Joseph Stiglitz, prix Nobel et conseiller du président Bill Clinton, raconte que ce dernier s'était fermement opposé à une tentative de suppression de ces objectifs de croissance et de plein-emploi. Le président Bush n'a nullement cherché à les modifier, démontrant ainsi qu'il existe un vrai consensus au sein des différentes administrations pour les maintenir. Mais, plus important, ces objectifs ont été poursuivis avec ténacité et succès à plusieurs reprises, notamment à des moments clés de la politique monétaire durant les dernières décennies. à l'opposé, la banque centrale européenne considère, de par ses statuts, que la primauté est à la lutte contre l'inflation, reflétant ainsi une doctrine monétariste qui n'est plus de mise aux États-Unis.
En réalité, ces derniers démontrent depuis plus de vingt ans leur obsession de la croissance économique et du plein-emploi, en utilisant pleinement les armes monétaires et budgétaires quand les circonstances l'exigent. C'est ainsi que lors du dernier krach boursier de 2000-2001, la croissance sera de retour au bout d'un an ; le ralentissement économique américain actuel fait l'objet du même traitement...
La discrimination positive envers les PME
C'est dans ce contexte macroéconomique que le gouvernement fédéral a profondément modifié les règles du jeu pour faire des PME et de l'innovation de véritables moteurs de la croissance. Cette tranquille « révolution » institutionnelle a été largement sous-estimée, alors qu'elle est en grande partie à l'origine du dynamisme économique de ces dernières décennies.
Au pays de la concurrence glorifiée, la surprise vient de la loi Small Business Development Innovation Act (voir encadré ci-dessous), initialement promulguée en 1953 mais considérablement amplifiée en 1982. Elle assure obligatoirement aux PME une part de tous les marchés publics, soit directement, soit par l'intermédiaire des grandes entreprises. Au total, 100 milliards de dollars de contrats viennent doper la croissance des PME.
A l'évidence, cette aide en faveur des PME est une distorsion de grande ampleur de la concurrence pure et parfaite. Aux yeux des pouvoirs publics américains, plusieurs raisons majeures le justifient. La première est tout simplement qu'il convient d'aider les PME à devenir les champions de demain qui bousculeront les grandes entreprises vieillissantes et qui partiront à la conquête du monde entier. La deuxième raison réside dans la formidable capacité des PME à générer de la croissance et surtout de l'emploi. Il est bien connu que ce sont les PME qui créent le maximum d'emplois, contrairement aux grandes entreprises. Pour lutter contre le chômage, l'intérêt public bien compris est alors de les aider, car elles sont porteuses d'emplois en nombre.

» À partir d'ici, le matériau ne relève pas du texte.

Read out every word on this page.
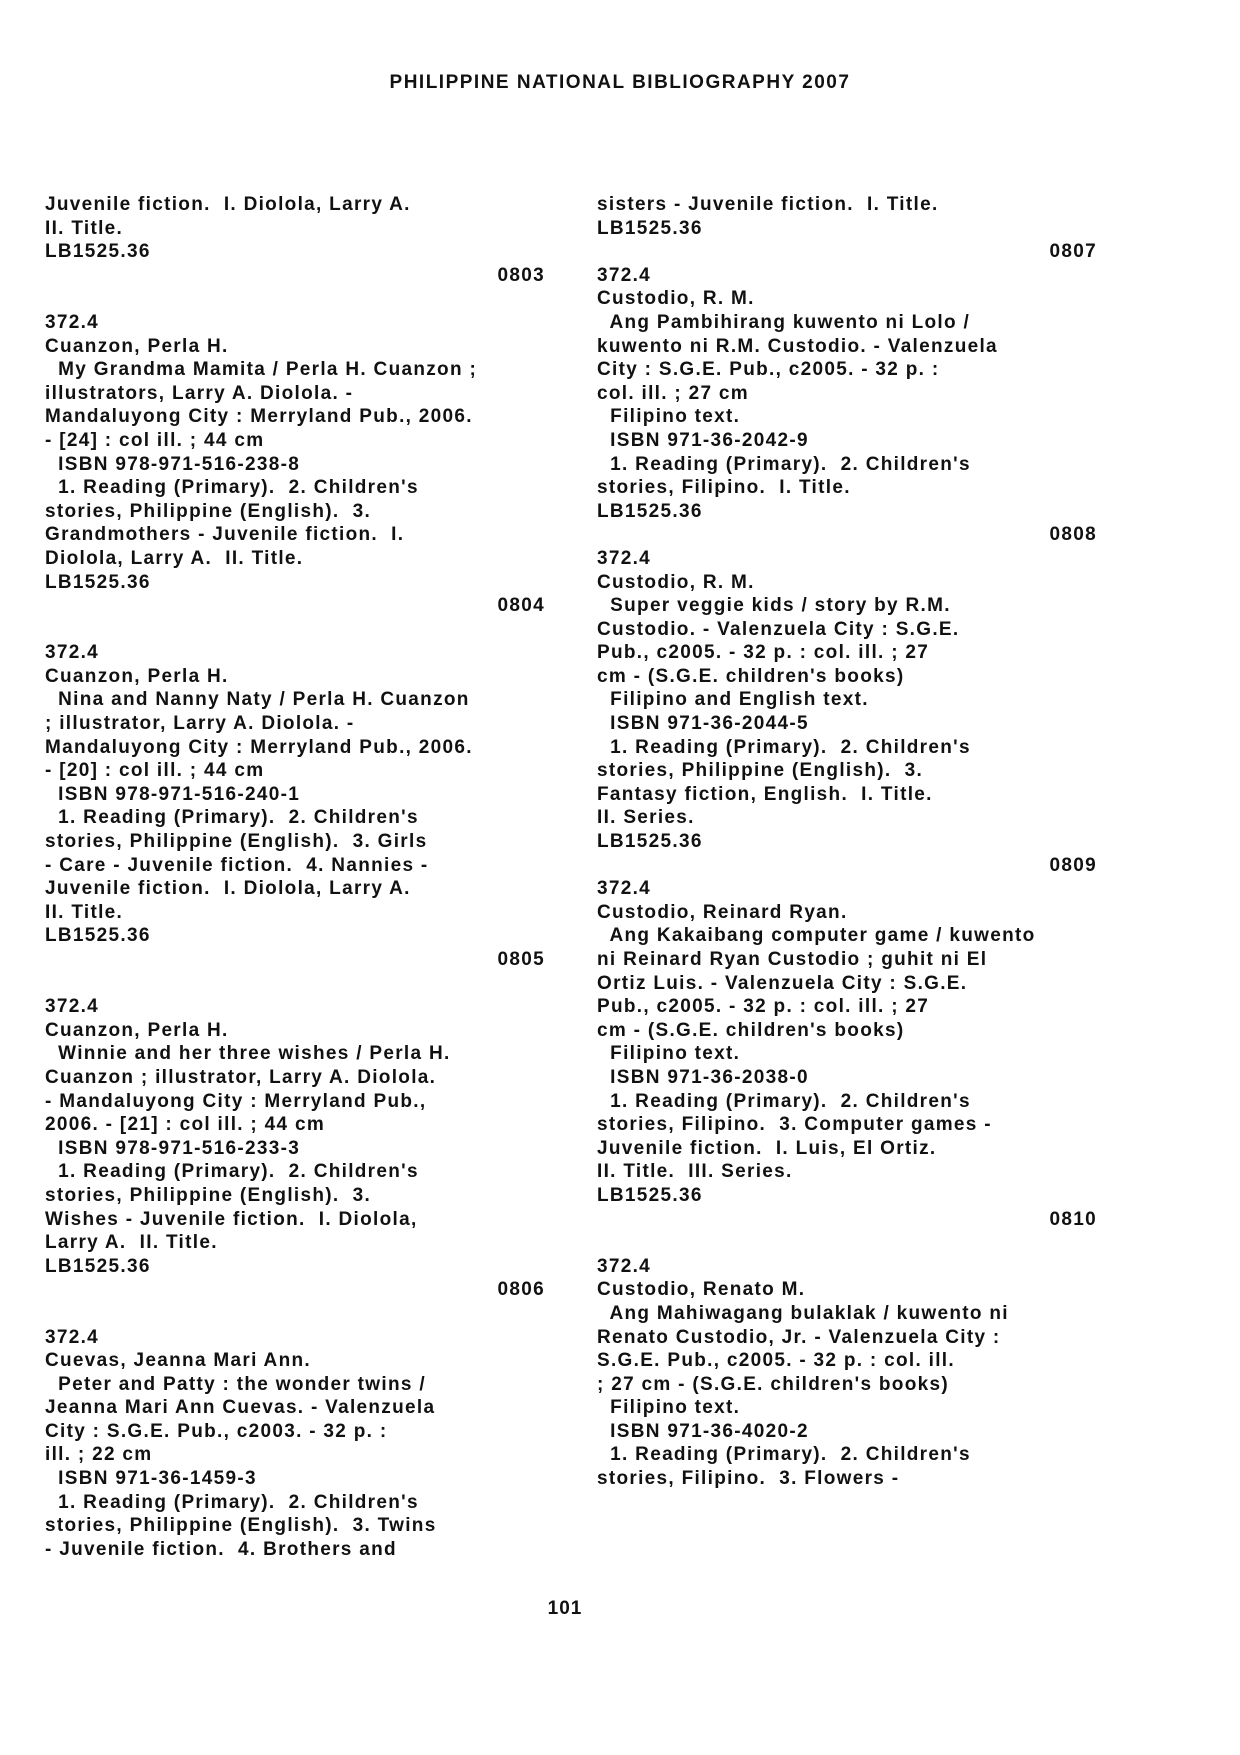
PHILIPPINE NATIONAL BIBLIOGRAPHY 2007
Juvenile fiction.  I. Diolola, Larry A.
II. Title.
LB1525.36
0803
372.4
Cuanzon, Perla H.
My Grandma Mamita / Perla H. Cuanzon ;
illustrators, Larry A. Diolola. -
Mandaluyong City : Merryland Pub., 2006.
- [24] : col ill. ; 44 cm
ISBN 978-971-516-238-8
1. Reading (Primary).  2. Children's
stories, Philippine (English).  3.
Grandmothers - Juvenile fiction.  I.
Diolola, Larry A.  II. Title.
LB1525.36
0804
372.4
Cuanzon, Perla H.
Nina and Nanny Naty / Perla H. Cuanzon
; illustrator, Larry A. Diolola. -
Mandaluyong City : Merryland Pub., 2006.
- [20] : col ill. ; 44 cm
ISBN 978-971-516-240-1
1. Reading (Primary).  2. Children's
stories, Philippine (English).  3. Girls
- Care - Juvenile fiction.  4. Nannies -
Juvenile fiction.  I. Diolola, Larry A.
II. Title.
LB1525.36
0805
372.4
Cuanzon, Perla H.
Winnie and her three wishes / Perla H.
Cuanzon ; illustrator, Larry A. Diolola.
- Mandaluyong City : Merryland Pub.,
2006. - [21] : col ill. ; 44 cm
ISBN 978-971-516-233-3
1. Reading (Primary).  2. Children's
stories, Philippine (English).  3.
Wishes - Juvenile fiction.  I. Diolola,
Larry A.  II. Title.
LB1525.36
0806
372.4
Cuevas, Jeanna Mari Ann.
Peter and Patty : the wonder twins /
Jeanna Mari Ann Cuevas. - Valenzuela
City : S.G.E. Pub., c2003. - 32 p. :
ill. ; 22 cm
ISBN 971-36-1459-3
1. Reading (Primary).  2. Children's
stories, Philippine (English).  3. Twins
- Juvenile fiction.  4. Brothers and
sisters - Juvenile fiction.  I. Title.
LB1525.36
0807
372.4
Custodio, R. M.
Ang Pambihirang kuwento ni Lolo /
kuwento ni R.M. Custodio. - Valenzuela
City : S.G.E. Pub., c2005. - 32 p. :
col. ill. ; 27 cm
Filipino text.
ISBN 971-36-2042-9
1. Reading (Primary).  2. Children's
stories, Filipino.  I. Title.
LB1525.36
0808
372.4
Custodio, R. M.
Super veggie kids / story by R.M.
Custodio. - Valenzuela City : S.G.E.
Pub., c2005. - 32 p. : col. ill. ; 27
cm - (S.G.E. children's books)
Filipino and English text.
ISBN 971-36-2044-5
1. Reading (Primary).  2. Children's
stories, Philippine (English).  3.
Fantasy fiction, English.  I. Title.
II. Series.
LB1525.36
0809
372.4
Custodio, Reinard Ryan.
Ang Kakaibang computer game / kuwento
ni Reinard Ryan Custodio ; guhit ni El
Ortiz Luis. - Valenzuela City : S.G.E.
Pub., c2005. - 32 p. : col. ill. ; 27
cm - (S.G.E. children's books)
Filipino text.
ISBN 971-36-2038-0
1. Reading (Primary).  2. Children's
stories, Filipino.  3. Computer games -
Juvenile fiction.  I. Luis, El Ortiz.
II. Title.  III. Series.
LB1525.36
0810
372.4
Custodio, Renato M.
Ang Mahiwagang bulaklak / kuwento ni
Renato Custodio, Jr. - Valenzuela City :
S.G.E. Pub., c2005. - 32 p. : col. ill.
; 27 cm - (S.G.E. children's books)
Filipino text.
ISBN 971-36-4020-2
1. Reading (Primary).  2. Children's
stories, Filipino.  3. Flowers -
101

Enfin, l'État américain a parfaitement perçu que les innovations radicales éclosent surtout dans les PME et l'économiste William Baumol a calculé qu'elles sont en moyenne treize fois plus inventives par salarié que les grandes entreprises. On comprend alors toute l'importance de choyer les PME, car c'est là que s'élabore une grande part des futurs produits.
L'histoire de l'acceptation du SBA mérite d'être contée, tant elle illustre les conceptions radicalement opposées de la concurrence des deux côtés de l'Atlantique. En 1996, fut signé l'Accord sur les marchés publics (AMP) au sein de l'Organisation mondiale du commerce (OMC) ; les Américains ont alors obtenu une dérogation qui leur permit de maintenir le SBA et l'Europe a donné son accord à cette dérogation. Faute de l'avoir réclamé pour elle-même, l'Europe n'a pas, actuellement, le droit de développer une telle politique en faveur des PME. Plus grave, la Commission européenne s'oppose à la demande du gouvernement français d'instaurer une politique semblable, toujours au nom de la nécessité d'une concurrence exemplaire !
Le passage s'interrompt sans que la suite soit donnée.